The healer’s face grew complicated. She removed her hands and placed her ear on servant Nana’s slightly enlarged belly. With each of Nana’s breaths, the healer’s head would bob up and down with the rhythm. She carefully took in the body’s condition and the babe inside. And as those breaths drew by, the countenances of those beside tensed.

On the eve of the third moon ultimately unveiling and the dancing choir of the night cicadas as a backdrop, the healer let out a long, tired sigh and relaxed her body as she plopped on the ground.

“Kond!” Apprentice Adol hurriedly supported her.

Kond, the healer as she was called, shook her head as she said, “It’s fine. It’s just that my arms feel sore.”

Adol wanted to continue, but Onthoakt Slanout cut him off. He asked the question that everyone wanted answers to.

“How… is her condition?”

Kond looked at servant Nana. Young Harund quietly sat beside the ailing maiden, wiping her forehead with a cold grass weave. The young man should be the one most anxious for answers. But the long hours that passed seemed to have returned the servant to his bearing.

…. That is how most servants were. Rage, denial, and acceptance of their fate. Kond did not know if Harund had calmed down with a sense of trust that the princess’s remedy could save his wife and child. Or if he had simply given up all hope seeing his wife not gaining sense since she had last purged her filth.

Kond smiled, thinking of the little girl who was biting her fingers standing at the side. Truly, she was the divine daughter of the spirits!
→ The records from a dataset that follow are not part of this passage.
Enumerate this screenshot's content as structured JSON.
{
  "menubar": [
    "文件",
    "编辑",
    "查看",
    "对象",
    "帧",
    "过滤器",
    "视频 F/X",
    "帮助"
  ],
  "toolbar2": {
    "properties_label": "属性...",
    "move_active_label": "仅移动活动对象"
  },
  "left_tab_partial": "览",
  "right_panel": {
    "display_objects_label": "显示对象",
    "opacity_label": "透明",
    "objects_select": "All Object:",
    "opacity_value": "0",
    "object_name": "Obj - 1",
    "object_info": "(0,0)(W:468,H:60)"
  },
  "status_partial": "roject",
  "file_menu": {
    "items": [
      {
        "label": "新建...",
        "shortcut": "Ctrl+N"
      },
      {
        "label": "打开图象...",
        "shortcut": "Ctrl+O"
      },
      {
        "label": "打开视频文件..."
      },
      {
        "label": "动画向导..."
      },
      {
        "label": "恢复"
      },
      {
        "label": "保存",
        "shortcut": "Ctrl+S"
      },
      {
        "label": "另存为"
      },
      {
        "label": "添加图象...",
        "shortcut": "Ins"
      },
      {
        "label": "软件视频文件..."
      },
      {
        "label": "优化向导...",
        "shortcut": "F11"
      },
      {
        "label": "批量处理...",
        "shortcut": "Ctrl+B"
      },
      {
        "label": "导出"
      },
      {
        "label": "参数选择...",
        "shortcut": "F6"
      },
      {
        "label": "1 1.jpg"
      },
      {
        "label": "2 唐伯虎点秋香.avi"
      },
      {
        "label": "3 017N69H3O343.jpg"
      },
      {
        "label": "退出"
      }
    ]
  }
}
“It worked.” She blurted out, not wanting to keep the impatient audience waiting any longer. “The manna in Servant Nana’s flesh flows smoothly again. And so does her womb. Aha ha, salt, water, and honey.”

“Yes!” Agwyn cheered from beside with a great jump. While Elrhain also spontaneously broke into a smile.
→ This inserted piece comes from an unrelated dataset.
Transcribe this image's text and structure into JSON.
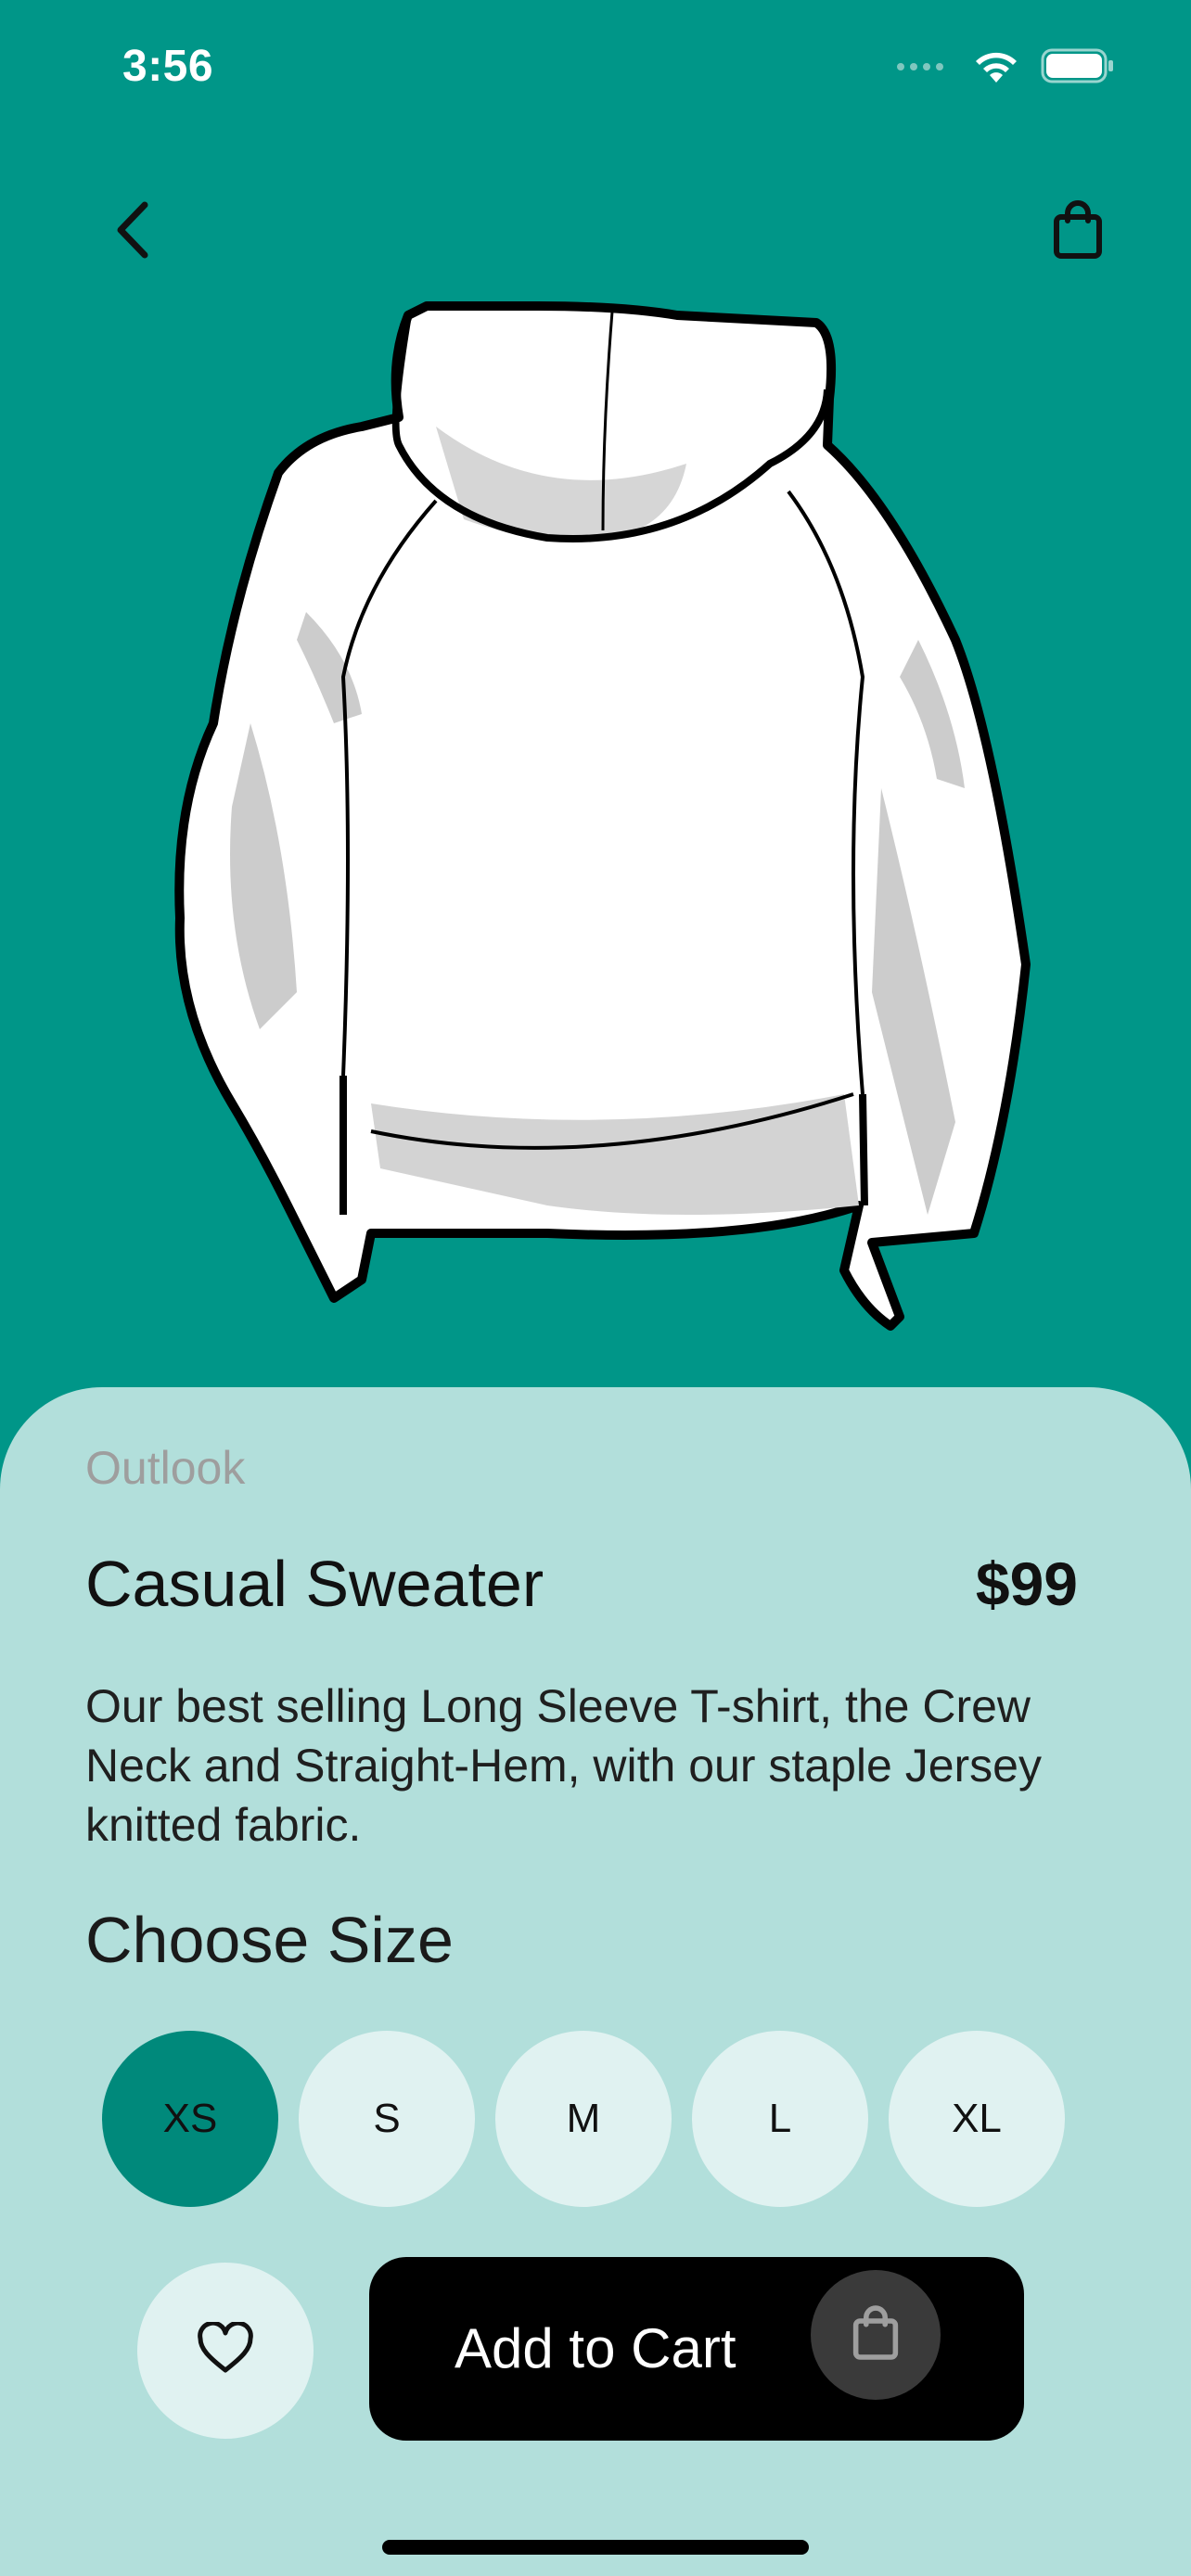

Apprentice Adol, Onthoakt Slanout, the watch member, and all the onlooking cultivators collectively let out a sigh in absolute liberation, then turned their complex gazes toward the two little celebrating kids now chasing each other around the sleeping Red Pengyte. In their eyes, there was reverence.
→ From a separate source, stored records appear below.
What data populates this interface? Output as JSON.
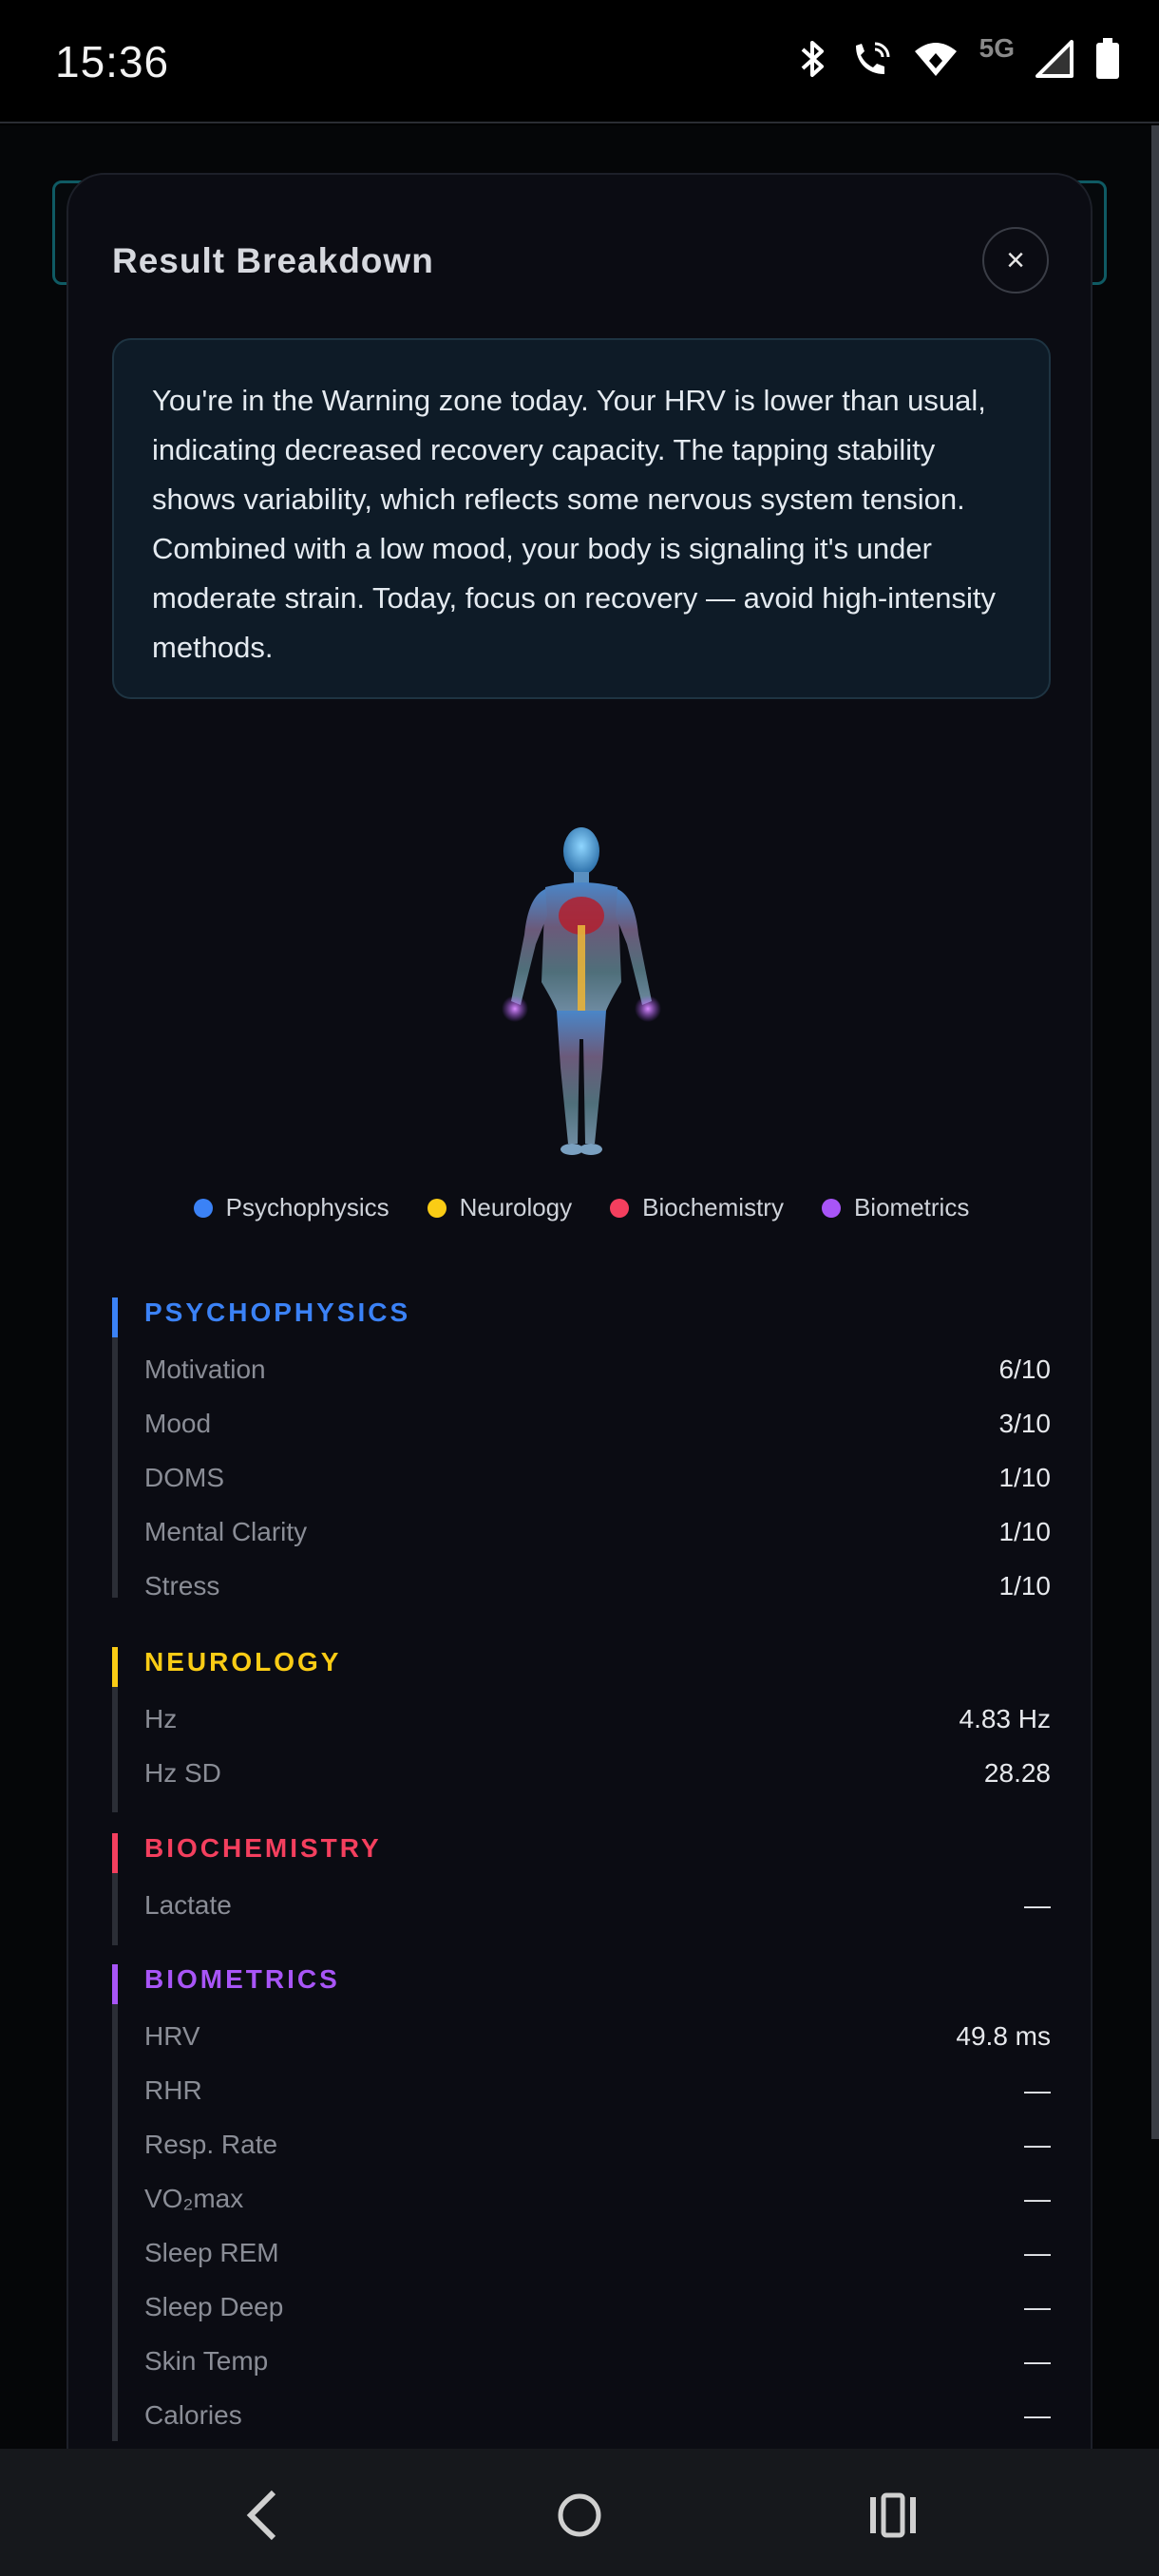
{
  "status_bar": {
    "time": "15:36",
    "network": "5G",
    "icons": [
      "bluetooth-icon",
      "wifi-calling-icon",
      "wifi-icon",
      "signal-icon",
      "battery-icon"
    ]
  },
  "modal": {
    "title": "Result Breakdown",
    "close_label": "×",
    "summary": "You're in the Warning zone today. Your HRV is lower than usual, indicating decreased recovery capacity. The tapping stability shows variability, which reflects some nervous system tension. Combined with a low mood, your body is signaling it's under moderate strain. Today, focus on recovery — avoid high-intensity methods."
  },
  "legend": [
    {
      "label": "Psychophysics",
      "color": "#3b82f6"
    },
    {
      "label": "Neurology",
      "color": "#facc15"
    },
    {
      "label": "Biochemistry",
      "color": "#f43f5e"
    },
    {
      "label": "Biometrics",
      "color": "#a855f7"
    }
  ],
  "sections": {
    "psychophysics": {
      "title": "PSYCHOPHYSICS",
      "color": "#3b82f6",
      "rows": [
        {
          "label": "Motivation",
          "value": "6/10"
        },
        {
          "label": "Mood",
          "value": "3/10"
        },
        {
          "label": "DOMS",
          "value": "1/10"
        },
        {
          "label": "Mental Clarity",
          "value": "1/10"
        },
        {
          "label": "Stress",
          "value": "1/10"
        }
      ]
    },
    "neurology": {
      "title": "NEUROLOGY",
      "color": "#facc15",
      "rows": [
        {
          "label": "Hz",
          "value": "4.83 Hz"
        },
        {
          "label": "Hz SD",
          "value": "28.28"
        }
      ]
    },
    "biochemistry": {
      "title": "BIOCHEMISTRY",
      "color": "#f43f5e",
      "rows": [
        {
          "label": "Lactate",
          "value": "—"
        }
      ]
    },
    "biometrics": {
      "title": "BIOMETRICS",
      "color": "#a855f7",
      "rows": [
        {
          "label": "HRV",
          "value": "49.8 ms"
        },
        {
          "label": "RHR",
          "value": "—"
        },
        {
          "label": "Resp. Rate",
          "value": "—"
        },
        {
          "label": "VO₂max",
          "value": "—"
        },
        {
          "label": "Sleep REM",
          "value": "—"
        },
        {
          "label": "Sleep Deep",
          "value": "—"
        },
        {
          "label": "Skin Temp",
          "value": "—"
        },
        {
          "label": "Calories",
          "value": "—"
        }
      ]
    }
  }
}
Servant Harund stared at them blankly, but his mother thwacked him with her scrawny hands on the head. The youth broke out of his trance, then a colour of profound veneration flushed his pale face.

He kowtowed towards Kond and the two kids, then the Onthoakt, and finally towards the lakes of the mountains of Earthloch, voicing,

“Blessed be the princess! Blessed be the prince! Blessed be the lands and many lakes of Earthloch!”

“Blessed be the princess! Blessed be the prince! Blessed be the lands and many lakes of Earthloch!”

“Blessed be the princess! Blessed be the prince! Blessed be the lands and many lakes of Earthloch!”